The idea is to provide feedback that isn’t corrective, but reactionary.  Let’s have another session of Wrong/Right, shall we?

Wrong: Instead of saying, “The black goo crushed beneath his feet,” you should say, “The black goo squelched beneath his toes.”

Right: I’m not sure that goo ‘crushes’…that really took me out of the story for a minute!

Wrong: I don’t think the character should have short blond hair.  Instead, she should have long black hair that billows in the wind, and a sword.  The sword’s name should be Daquirius,and it should also be able to talk.

Right: For some reason, ‘short blond hair’ doesn’t seem to fit this character…short blond hair makes me think of someone very perky and youthful, and Elder Grk-Th’bnar seems very dignified and wise.

Wrong: When you said ‘he burst into the room’, that was great!  I wasn’t expecting it at all!  You should use more twists like that…try putting it in on Pg 23, paragraph 2, Pg 47, paragraph 6, and add at least three in Chapter Nine.  Also, you should change the title of this chapter to reflect the upcoming surprise.  Maybe change it to something like, “Upcoming Surprise!!!” and use a few exclamation points.  I don’t think you’re using enough exclamation points.  I’ve added fourteen in on this page, because I feel it is a very dramatic page and it needs more exclamation points.  By the way, I think that Jonah should be turned into a werewolf.

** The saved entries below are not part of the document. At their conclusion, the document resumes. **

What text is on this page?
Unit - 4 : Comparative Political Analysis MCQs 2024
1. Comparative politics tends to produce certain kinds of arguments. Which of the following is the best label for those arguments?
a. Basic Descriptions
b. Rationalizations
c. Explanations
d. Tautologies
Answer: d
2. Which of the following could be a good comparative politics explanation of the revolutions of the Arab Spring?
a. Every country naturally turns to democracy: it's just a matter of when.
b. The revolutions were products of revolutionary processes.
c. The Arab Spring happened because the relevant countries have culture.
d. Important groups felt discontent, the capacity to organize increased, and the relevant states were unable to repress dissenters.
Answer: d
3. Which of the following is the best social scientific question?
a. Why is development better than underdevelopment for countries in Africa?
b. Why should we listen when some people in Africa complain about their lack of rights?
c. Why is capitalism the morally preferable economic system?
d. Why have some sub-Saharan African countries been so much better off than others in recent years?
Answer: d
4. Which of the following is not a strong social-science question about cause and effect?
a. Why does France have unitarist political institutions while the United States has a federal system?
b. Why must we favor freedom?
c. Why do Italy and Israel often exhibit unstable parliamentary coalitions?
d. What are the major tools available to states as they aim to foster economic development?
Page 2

Right: This made me jump! 😀

Let the writer figure out how to solve the problems presented by your critique their way, in their style.  Or maybe they won’t change it at all!  Telling them your reactions to what they’ve written puts the ball in their court.  Maybe they want you to feel uncomfortable or jumpy at that point.  Maybe they want the goo to crush, or they don’t want to use the word ‘squelch’ because it reminds them of the traumatic time that their dad backed over their goldfish in the SUV.  It’s their story, let them do it their way.

What do you think, Writereaders?  Anything to add?


Posted by on January 14, 2011 in Uncategorized


6 responses to “How To Critique Someone’s Writing

  1. Terri

    January 15, 2011 at 5:16 pm

    I’m about to start a new semester and all of the tips here are great. I wonder if you would mind if I turned this into a handout as part of the guidelines for my creative writing students.

    I’ve been teaching creative writing for nearly 20 years now and have gradually gotten to the point that I turn down offers to critique for free. I am willing to do it if I am paid. The question of payment generally separates those who are serious from those who are not. I have no qualms about saying NO. I have learned to value my skill, but it has taken me a lifetime to learn to do this.

    • Jessica

      January 15, 2011 at 9:36 pm

      No problem, Terri! It’d be nice if you could stick my name and blog address on there somewhere…I’m not expecting to get traffic from your students really, but just in case. 😉

  2. Terri

    January 15, 2011 at 5:17 pm

    Oh, and I think creative writers read differently than most people, which is why #4 is spot on and also, one reason why we shouldn’t read too much stuff gratuitously.

  3. rashmikamath

    January 16, 2011 at 7:15 pm

    what about when your criticizing yourself? as in, i just finished a piece and i want to get a second opinion on it. but before i do that i would love to go over it and change a few things myself so it appears a bit more polished. and i am not talking about just editing it. after the first draft i did it to my liking.i consider it done. but i still want to improve it before it goes into someone else’s hands. what should i keep in mind??

    • Jessica

      January 16, 2011 at 9:48 pm

      Honestly, I’ve found that the best thing for critiquing your own work is time. My grandmother once said that if you could read something you wrote six months ago and still think it’s good, then it’s probably good. I would say, depending on the length of the piece, give it about a month. Several weeks at least. Don’t look at it at all during that time, then pick it up with relatively fresh eyes. This will allow you to see the mistakes without the thinking that MADE the mistakes still in your head. Make sense? It’s my favorite method, but I’m sure there are others.

  4. Tegan

    January 28, 2011 at 7:06 pm

    This is fantastic advice! I particularly love your examples of wrong/right approaches. Hilarious and wise.